Move your hands along the other parts of the dash and that's where the Corolla Altis is starting to feel its age. Some of the materials aren't as soft as the newer competition and there isn't much in the way of surprise and delight features. The Corolla Altis makes use of a single-zone climate control system and there are no rear air-con vents. Another curiosity is the lack of automatic dimmers for its rear-view mirrors. It does come with rear sunblinds, suggesting its upmarket ambitions.
Still, the Corolla Altis feels like a solid car to sit in. The doors feel heftier and have an air of quality about them. It lets off a solid thump unlike older Corollas which had rather light doors. Touching and fiddling around with the switches boosts the sensation of quality inside and not a single panel is out of place. Given the size of the car, one would expect a lot of room inside and, sure enough, it doesn't disappoint. There's stretch out room at the back and is wide enough to take in three at the back with all occupants in relative comfort. The flat floor also helps maximize legroom as well.
Carried over from the pre-facelift model is the engine. It's the familiar 2.0-liter mill which has been powering the Corolla Altis for the past three years. It packs Dual VVT-i tech and produces 145 PS and 187 Nm of torque. Shifts are done via a continuously variable transmission with a seven-speed mode. As far as numbers are concerned, the updated Corolla Altis is in a bit of a handicap, given that its newer contemporaries are packing over 150 PS at the very least.
Close the door of the Corolla Altis, start the it, and one will be amazed how well the cabin isolates noise. Coupled with supportive seats with adjustable lumbar support and the Corolla Altis feels like a D-Segment sedan from a decade prior. A baby Camry? Not quite, but it is very comfortable.
As much as the body kit wants to make you believe it's sporty, the car's suspension is tuned towards comfort rather than corner carving. Despite those 17-inch alloys, it doesn't thud and jolt its way through road imperfections. The most you will hear is a subtle thump and even with softer damping, it doesn't wallow, pitch and roll on the road. It's not the most dynamic car in its class but it's one of the most comfortable you can live with on a daily basis.
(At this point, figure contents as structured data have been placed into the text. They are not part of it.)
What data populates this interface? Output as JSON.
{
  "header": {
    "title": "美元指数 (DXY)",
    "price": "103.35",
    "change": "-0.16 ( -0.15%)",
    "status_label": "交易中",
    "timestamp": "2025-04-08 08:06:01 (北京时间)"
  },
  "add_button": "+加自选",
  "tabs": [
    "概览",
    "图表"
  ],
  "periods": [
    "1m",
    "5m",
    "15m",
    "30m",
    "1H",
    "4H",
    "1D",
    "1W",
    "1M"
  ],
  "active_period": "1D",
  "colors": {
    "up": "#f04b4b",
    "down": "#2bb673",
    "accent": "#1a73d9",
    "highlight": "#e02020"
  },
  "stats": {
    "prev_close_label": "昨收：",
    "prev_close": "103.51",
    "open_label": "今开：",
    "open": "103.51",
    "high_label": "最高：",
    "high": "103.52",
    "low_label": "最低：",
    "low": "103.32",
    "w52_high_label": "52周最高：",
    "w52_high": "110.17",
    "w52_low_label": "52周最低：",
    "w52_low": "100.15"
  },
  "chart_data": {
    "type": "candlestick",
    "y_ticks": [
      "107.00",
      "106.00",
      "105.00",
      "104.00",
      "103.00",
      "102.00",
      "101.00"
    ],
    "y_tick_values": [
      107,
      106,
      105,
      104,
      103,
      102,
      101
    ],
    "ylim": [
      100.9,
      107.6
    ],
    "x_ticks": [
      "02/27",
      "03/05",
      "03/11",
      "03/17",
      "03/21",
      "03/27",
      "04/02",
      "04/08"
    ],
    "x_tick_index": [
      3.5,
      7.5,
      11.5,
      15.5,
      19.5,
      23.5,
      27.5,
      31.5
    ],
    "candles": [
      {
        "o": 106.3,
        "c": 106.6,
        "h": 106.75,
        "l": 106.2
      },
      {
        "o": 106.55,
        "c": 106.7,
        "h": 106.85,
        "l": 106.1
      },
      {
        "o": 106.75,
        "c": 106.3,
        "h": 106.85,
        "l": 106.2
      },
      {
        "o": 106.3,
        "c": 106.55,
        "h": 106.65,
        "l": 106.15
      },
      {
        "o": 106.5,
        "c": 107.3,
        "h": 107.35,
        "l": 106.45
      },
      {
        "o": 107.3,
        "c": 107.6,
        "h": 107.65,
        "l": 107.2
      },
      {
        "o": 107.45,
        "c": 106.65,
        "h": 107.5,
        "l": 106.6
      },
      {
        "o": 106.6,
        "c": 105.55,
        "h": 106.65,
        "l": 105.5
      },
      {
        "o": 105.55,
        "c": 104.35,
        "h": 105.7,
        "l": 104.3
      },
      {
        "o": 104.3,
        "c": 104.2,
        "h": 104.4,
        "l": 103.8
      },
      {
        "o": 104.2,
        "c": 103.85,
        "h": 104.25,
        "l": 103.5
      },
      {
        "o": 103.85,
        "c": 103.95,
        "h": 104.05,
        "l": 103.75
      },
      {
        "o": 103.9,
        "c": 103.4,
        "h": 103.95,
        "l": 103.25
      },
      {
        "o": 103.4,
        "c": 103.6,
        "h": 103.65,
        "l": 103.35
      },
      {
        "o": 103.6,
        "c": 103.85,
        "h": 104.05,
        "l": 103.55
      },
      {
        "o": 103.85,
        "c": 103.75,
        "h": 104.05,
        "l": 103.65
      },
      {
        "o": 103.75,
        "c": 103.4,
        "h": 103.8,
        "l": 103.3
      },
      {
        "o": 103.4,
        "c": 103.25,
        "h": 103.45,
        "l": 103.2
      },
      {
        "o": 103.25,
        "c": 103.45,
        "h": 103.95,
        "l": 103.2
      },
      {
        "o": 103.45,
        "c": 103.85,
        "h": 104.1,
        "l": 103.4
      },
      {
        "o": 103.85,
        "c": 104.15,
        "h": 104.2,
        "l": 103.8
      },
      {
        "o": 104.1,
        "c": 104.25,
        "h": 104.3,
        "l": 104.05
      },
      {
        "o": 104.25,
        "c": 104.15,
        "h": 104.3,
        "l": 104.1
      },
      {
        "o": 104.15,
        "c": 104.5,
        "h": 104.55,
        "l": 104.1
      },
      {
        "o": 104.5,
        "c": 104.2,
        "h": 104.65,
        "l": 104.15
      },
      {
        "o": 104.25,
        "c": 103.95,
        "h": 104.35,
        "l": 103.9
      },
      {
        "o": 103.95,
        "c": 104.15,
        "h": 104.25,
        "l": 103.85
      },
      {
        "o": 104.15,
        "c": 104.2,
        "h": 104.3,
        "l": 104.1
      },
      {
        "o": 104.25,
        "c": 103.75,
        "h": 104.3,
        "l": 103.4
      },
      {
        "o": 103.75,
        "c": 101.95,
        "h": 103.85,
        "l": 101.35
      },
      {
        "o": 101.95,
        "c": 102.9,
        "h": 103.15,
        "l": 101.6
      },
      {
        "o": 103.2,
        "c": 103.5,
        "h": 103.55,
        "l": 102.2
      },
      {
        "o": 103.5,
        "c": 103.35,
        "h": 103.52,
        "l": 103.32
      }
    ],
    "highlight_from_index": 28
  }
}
With 145 PS under the hood, there is a fair bit of power but doesn't quite have the punch of its newer rivals. That's not to say its slow though. You'll be humming your way to cruising speeds at a quick rate and the engine is unstressed when merging on the highway. Power then is best described as adequate. On that note, the continuously variable transmission is well suited to the engine as it is more of a cruiser than performance sedan. The fuel economy monitor invites you to drive more cautiously too.
Speaking of fuel economy, it is also one of the highlights of the Corolla Altis. There is a stigma that 2.0-liter engines are thirsty but that wasn't the case when I drove the car. With an average speed of 18 km/h, I managed 8.6 kilometers per liter in the city. With cruise control set at 95 km/h, it posted 15.3 kilometers per liter on the highway. Impressive results for a 2.0-liter engine.
To wrap up, the top of the line Corolla Altis is a car that tries to please as many people as possible. If that's what Toyota had in mind, then they did a good job in doing so. However, there is one hurdle if you want one. At Php 1,318,000, it's priced similar to more powerful and better equipped cars in its segment. Opt for the 1.6V and you get the about the same amount of equipment (sans the 2.0-liter engine) for over Php 200,000 less. Plus, imagine the fuel economy benefits of the 1.6-liter model.
If the price isn't a hurdle, by all means, go for the Corolla Altis 2.0V. It's a safe choice in the segment that one won't regret, especially when it comes to long-term ownership. After all, with over 45 million served in its 50 year history, you really can't go wrong with Toyota's breadwinner.